European Stocks Fall as Asia Property Worries Weigh

1035 GMT - European stocks drop after mixed Asia trading and ahead of an expected slightly lower U.S. open. The Stoxx Europe 600, CAC 40 and FTSE 100 retreat 0.5% and the DAX backtracks 0.7%. Brent crude gains 0.2% to $92.13 a barrel, though metal prices drop, mining stocks lose ground and mainland Chinese and Hong Kong shares fell following downbeat news from China's property sector. "Evergrande is back centre stage after saying it was struggling with its debt-restructuring plan following poorer-than-expected sales, causing its shares to dive and taking the Hang Seng index down for the ride," AJ Bell investment director Russ Mould writes. IG futures data show the Dow opening at 33959, versus Friday's close of 33963. (philip.waller@wsj.com)

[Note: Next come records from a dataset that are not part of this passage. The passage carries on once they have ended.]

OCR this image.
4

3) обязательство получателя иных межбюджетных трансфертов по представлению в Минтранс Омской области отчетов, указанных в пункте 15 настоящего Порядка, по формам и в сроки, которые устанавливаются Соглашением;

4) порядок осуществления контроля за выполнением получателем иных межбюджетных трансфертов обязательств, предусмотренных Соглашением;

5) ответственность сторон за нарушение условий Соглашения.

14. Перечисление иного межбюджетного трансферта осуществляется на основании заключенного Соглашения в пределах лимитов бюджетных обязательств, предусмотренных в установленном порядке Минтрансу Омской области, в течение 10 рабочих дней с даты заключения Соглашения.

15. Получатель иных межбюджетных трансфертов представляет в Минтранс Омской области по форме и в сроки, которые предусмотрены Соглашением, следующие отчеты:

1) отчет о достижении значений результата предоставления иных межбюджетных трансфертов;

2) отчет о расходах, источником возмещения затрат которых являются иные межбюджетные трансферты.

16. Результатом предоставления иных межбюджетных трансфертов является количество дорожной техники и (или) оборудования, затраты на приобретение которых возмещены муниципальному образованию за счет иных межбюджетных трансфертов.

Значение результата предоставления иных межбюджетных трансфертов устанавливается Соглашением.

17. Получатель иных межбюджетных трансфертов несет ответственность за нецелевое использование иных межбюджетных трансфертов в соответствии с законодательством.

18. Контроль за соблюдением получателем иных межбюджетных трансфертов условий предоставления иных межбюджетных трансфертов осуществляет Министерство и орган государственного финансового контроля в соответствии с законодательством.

AstraZeneca Investors Are Overlooking Non-Cancer Drugs

1016 GMT - AstraZeneca is among a handful of FTSE 100 risers, up 1.6% at 11,216 pence after Jefferies upgrades the drug company to buy from hold. Beyond its cancer drugs, the market is largely ignoring the group's other research and development assets, which offer significant scope for sales and earnings-per-share gains above consensus expectations, Jefferies says. "We argue focus on the oncology pipeline has unfairly overlooked the breadth of other opportunities," Jefferies analysts say in a note, also increasing their price target on the shares to 13,000 pence from 10,500 pence. (philip.waller@wsj.com)


ACEA Says EU, UK Trade Rule Will Cost Car Makers EUR4.3 Bln Over Three Years

1011 GMT - The European Automobile Manufacturers Association says that trade rules starting in 2024 could cost European Union car makers up to EUR4.3 billion over the next three years. The deal, part of the U.K.-EU Trade and Cooperation Agreement, is supposed to encourage the use of car parts made in the two blocs and places a 10% tariff on vehicles transported between the EU and the U.K. that don't meet the criteria. The ACEA says the rule forces electric-vehicle costs higher because the industry isn't ready to source battery materials in the EU and U.K. "This is practically impossible to achieve today," says the industry group, known as ACEA, which wants the rule's start delayed for three years. (david.sachs@wsj.com)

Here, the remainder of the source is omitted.